Abstract
Embedded pragmatic clinical trials (ePCTs) are conducted during routine clinical care and have the potential to increase knowledge about the effectiveness of interventions under real world conditions. However, many pragmatic trials rely on data from the electronic health record (EHR) data, which are subject to bias from incomplete data, poor data quality, lack of representation from people who are medically underserved, and implicit bias in EHR design. This commentary examines how the use of EHR data might exacerbate bias and potentially increase health inequities. We offer recommendations for how to increase generalizability of ePCT results and begin to mitigate bias to promote health equity.
Keywords: Health equity, patient-reported outcomes, social determinants of health, community engagement, health literacy
Introduction
By using data collected during clinical care, embedded pragmatic clinical trials (ePCTs) increase knowledge about the effectiveness of clinical interventions under real world conditions. However, the electronic health record (EHR) data upon which many ePCTs are designed are subject to implicit bias in EHR design; bias from incomplete data and poor data quality; and overrepresentation of data from people with structural privilege.1 These biases can limit the relevance and generalizability of results, and subsequently increase health inequities.
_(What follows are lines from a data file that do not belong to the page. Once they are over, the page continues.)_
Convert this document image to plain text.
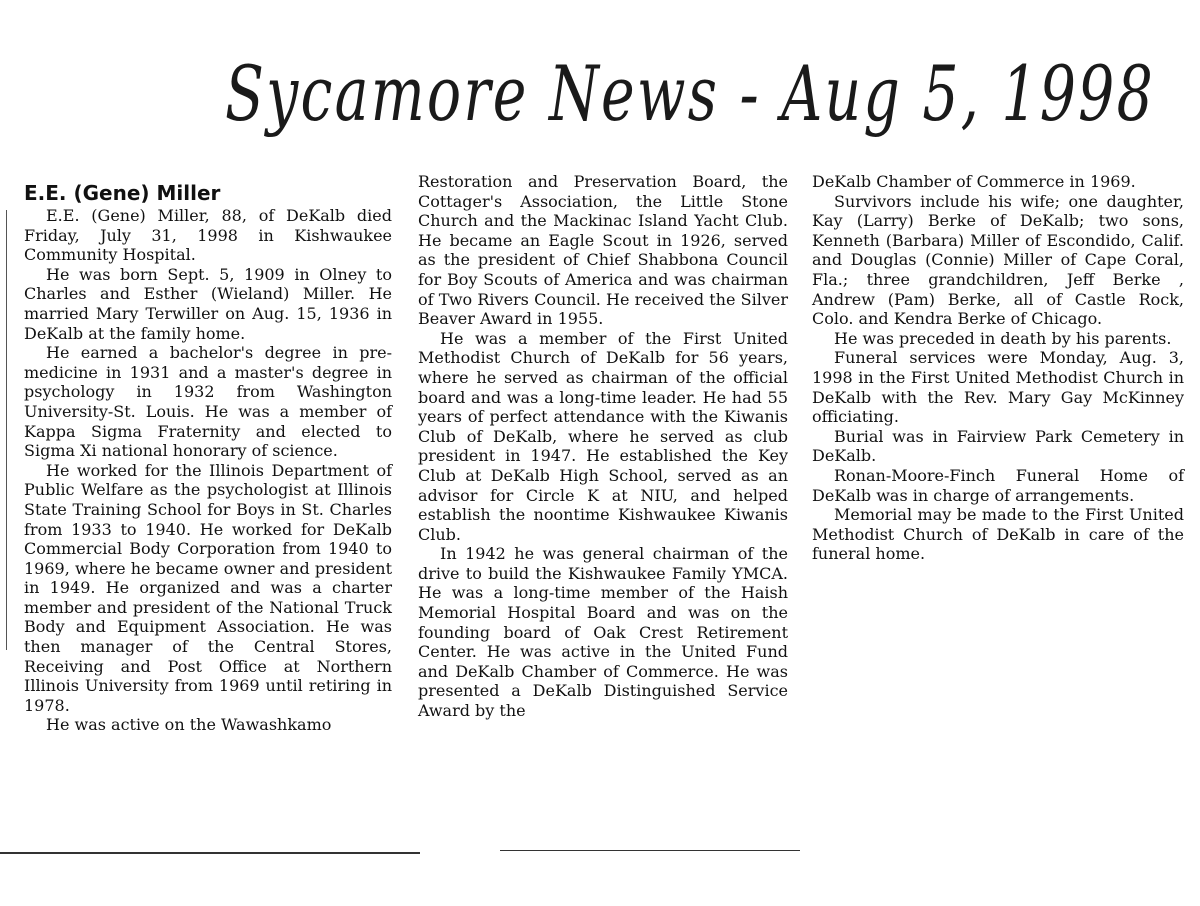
Sycamore News - Aug 5, 1998
E.E. (Gene) Miller

E.E. (Gene) Miller, 88, of DeKalb died Friday, July 31, 1998 in Kishwaukee Community Hospital.

He was born Sept. 5, 1909 in Olney to Charles and Esther (Wieland) Miller. He married Mary Terwiller on Aug. 15, 1936 in DeKalb at the family home.

He earned a bachelor's degree in pre-medicine in 1931 and a master's degree in psychology in 1932 from Washington University-St. Louis. He was a member of Kappa Sigma Fraternity and elected to Sigma Xi national honorary of science.

He worked for the Illinois Department of Public Welfare as the psychologist at Illinois State Training School for Boys in St. Charles from 1933 to 1940. He worked for DeKalb Commercial Body Corporation from 1940 to 1969, where he became owner and president in 1949. He organized and was a charter member and president of the National Truck Body and Equipment Association. He was then manager of the Central Stores, Receiving and Post Office at Northern Illinois University from 1969 until retiring in 1978.

He was active on the Wawashkamo

Restoration and Preservation Board, the Cottager's Association, the Little Stone Church and the Mackinac Island Yacht Club. He became an Eagle Scout in 1926, served as the president of Chief Shabbona Council for Boy Scouts of America and was chairman of Two Rivers Council. He received the Silver Beaver Award in 1955.

He was a member of the First United Methodist Church of DeKalb for 56 years, where he served as chairman of the official board and was a long-time leader. He had 55 years of perfect attendance with the Kiwanis Club of DeKalb, where he served as club president in 1947. He established the Key Club at DeKalb High School, served as an advisor for Circle K at NIU, and helped establish the noontime Kishwaukee Kiwanis Club.

In 1942 he was general chairman of the drive to build the Kishwaukee Family YMCA. He was a long-time member of the Haish Memorial Hospital Board and was on the founding board of Oak Crest Retirement Center. He was active in the United Fund and DeKalb Chamber of Commerce. He was presented a DeKalb Distinguished Service Award by the

DeKalb Chamber of Commerce in 1969.

Survivors include his wife; one daughter, Kay (Larry) Berke of DeKalb; two sons, Kenneth (Barbara) Miller of Escondido, Calif. and Douglas (Connie) Miller of Cape Coral, Fla.; three grandchildren, Jeff Berke , Andrew (Pam) Berke, all of Castle Rock, Colo. and Kendra Berke of Chicago.

He was preceded in death by his parents.

Funeral services were Monday, Aug. 3, 1998 in the First United Methodist Church in DeKalb with the Rev. Mary Gay McKinney officiating.

Burial was in Fairview Park Cemetery in DeKalb.

Ronan-Moore-Finch Funeral Home of DeKalb was in charge of arrangements.

Memorial may be made to the First United Methodist Church of DeKalb in care of the funeral home.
This commentary draws our collective experience to examine how the use of EHR data might exacerbate bias and potentially increase health inequities. We offer recommendations for how to increase generalizability of ePCT results to begin to mitigate bias and promote health equity.
Strategies to address bias in health research using the EHR
Research leveraging EHRs must be deliberately designed to identify and address bias to promote health equity. The Health Equity Lens framework, initially developed for public health professionals, outlines five health equity concepts for framing health disparities.2 We use these concepts to explore sources of bias and provide recommendations.
1. Systemic, Social and Health Inequity Bias
Problem:
The use of EHR-derived data requires careful attention to mitigate the unintended consequences of using data that mirrors US social and structural inequities. Moreover, insufficient attention has been paid to collecting data about the social determinants of health (SDoH).3 Critically and more difficult to resolve, the available data from EHRs only reflects those who access healthcare. Those who are not represented in EHR datasets are a direct consequence of historical and ongoing forms of oppression causing ubiquitous health inequities that limit who can access care. Further, EHR data completeness and accuracy may reflect additional biases resulting from institutional policy, training practices, and implicit provider bias.4 When patient-reported outcomes (PROs) are collected using patient-facing EHR modalities alone (i.e., patient portals), a portion of the population that does not use portals will also be excluded for various reasons (e.g., literacy and/or technology barriers).
Recommendation:
Data sources such as PROs and Z-codes (included in the International Classification of Diseases-10) can be used to collect the demographic and SDoH variables needed to understand outcomes and, ultimately, improve clinical practice. While there is no consensus about best practices for equity-based data collection and which SDoH measures should be minimally included, we suggest that ePCT teams should strive to collect and report standardized SDoH measures. The HL7 Gravity5,6 is one initiative aiming to identify and harmonize SDoH data so these are interoperable for electronic health information exchange. The increased national and global attention to health equity is driving not only standards but also incentives and tools to support SDOH data collection. To reduce bias in patient reported data often collected through patient portals to EHR systems, health systems and researchers will need to invest in the design of portals and engagement features, such as text messaging, and conduct specific research efforts to better understand the clinical effectiveness of these optimized EHR features in improving patients’ effective use of EHRs and engagement in their health and health care.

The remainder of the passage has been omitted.